How virtual memory works

Each process sees a continuous range of virtual addresses. The CPU's memory management unit (MMU) translates those virtual addresses to physical RAM addresses using per-process page tables, typically in 4 KB pages. This means two apps can both use address 0x1000 without colliding, because each maps to a different physical page.

When a process accesses a page that is not currently in RAM, the MMU raises a page fault and the kernel loads or allocates the page. Pages can be backed by a file (code, mapped files) or be anonymous (heap, stack). Under memory pressure the OS reclaims pages: clean file-backed pages are simply dropped and reloaded later, while dirty anonymous pages must be written to swap space first (or, on iOS/Android, the app may be asked to free memory or be killed instead).

Why it matters for storage math

Virtual memory is why "memory" (RAM the OS manages with paging) and "storage" (the flash/SSD that holds your files) are separate budgets, even though paging can spill RAM contents to disk.

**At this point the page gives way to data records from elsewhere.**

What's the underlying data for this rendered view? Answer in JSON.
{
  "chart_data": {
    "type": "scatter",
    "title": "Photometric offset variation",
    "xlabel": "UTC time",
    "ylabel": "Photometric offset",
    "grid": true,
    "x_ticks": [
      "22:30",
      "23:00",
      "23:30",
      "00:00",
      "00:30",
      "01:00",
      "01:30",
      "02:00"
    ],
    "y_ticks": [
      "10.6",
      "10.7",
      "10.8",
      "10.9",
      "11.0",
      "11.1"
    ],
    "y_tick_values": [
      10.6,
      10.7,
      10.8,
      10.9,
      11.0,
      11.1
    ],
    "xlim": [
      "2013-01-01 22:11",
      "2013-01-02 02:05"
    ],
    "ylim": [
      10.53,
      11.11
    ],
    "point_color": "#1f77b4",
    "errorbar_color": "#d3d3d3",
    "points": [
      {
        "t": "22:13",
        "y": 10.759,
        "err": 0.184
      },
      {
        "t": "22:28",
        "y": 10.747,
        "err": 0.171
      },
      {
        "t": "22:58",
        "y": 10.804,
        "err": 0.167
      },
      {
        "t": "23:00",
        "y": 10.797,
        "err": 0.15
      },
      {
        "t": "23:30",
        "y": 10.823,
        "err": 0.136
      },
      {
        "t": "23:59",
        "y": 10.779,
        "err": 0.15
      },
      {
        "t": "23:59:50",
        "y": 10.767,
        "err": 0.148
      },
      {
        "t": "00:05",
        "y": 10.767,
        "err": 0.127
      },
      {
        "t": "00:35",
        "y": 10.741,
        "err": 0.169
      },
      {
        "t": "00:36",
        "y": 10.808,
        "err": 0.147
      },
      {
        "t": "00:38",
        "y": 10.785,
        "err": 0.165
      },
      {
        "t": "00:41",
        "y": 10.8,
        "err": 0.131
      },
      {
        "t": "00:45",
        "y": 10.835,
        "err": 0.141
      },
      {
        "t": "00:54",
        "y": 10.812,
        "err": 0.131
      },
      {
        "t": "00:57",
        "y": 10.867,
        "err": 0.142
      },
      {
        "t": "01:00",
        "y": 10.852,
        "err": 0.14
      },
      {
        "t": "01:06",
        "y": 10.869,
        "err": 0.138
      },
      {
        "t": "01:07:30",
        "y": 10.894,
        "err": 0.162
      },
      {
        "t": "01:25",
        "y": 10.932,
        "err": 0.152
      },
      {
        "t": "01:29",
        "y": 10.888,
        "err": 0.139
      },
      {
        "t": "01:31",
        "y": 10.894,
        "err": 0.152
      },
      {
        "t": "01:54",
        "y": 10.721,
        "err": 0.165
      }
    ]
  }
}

A phone with 8 GB RAM and 256 GB storage uses virtual memory to juggle far more allocated address space than 8 GB across many apps; it does not turn storage into usable photo space.

On iOS, there is no traditional user swap for apps, so the system relies on virtual memory plus memory-mapped files and aggressive termination of background apps under pressure. On Android, zRAM provides compressed swap. Either way, freeing storage does not free RAM and vice versa, which is why a storage cleaner reclaims disk space, not memory.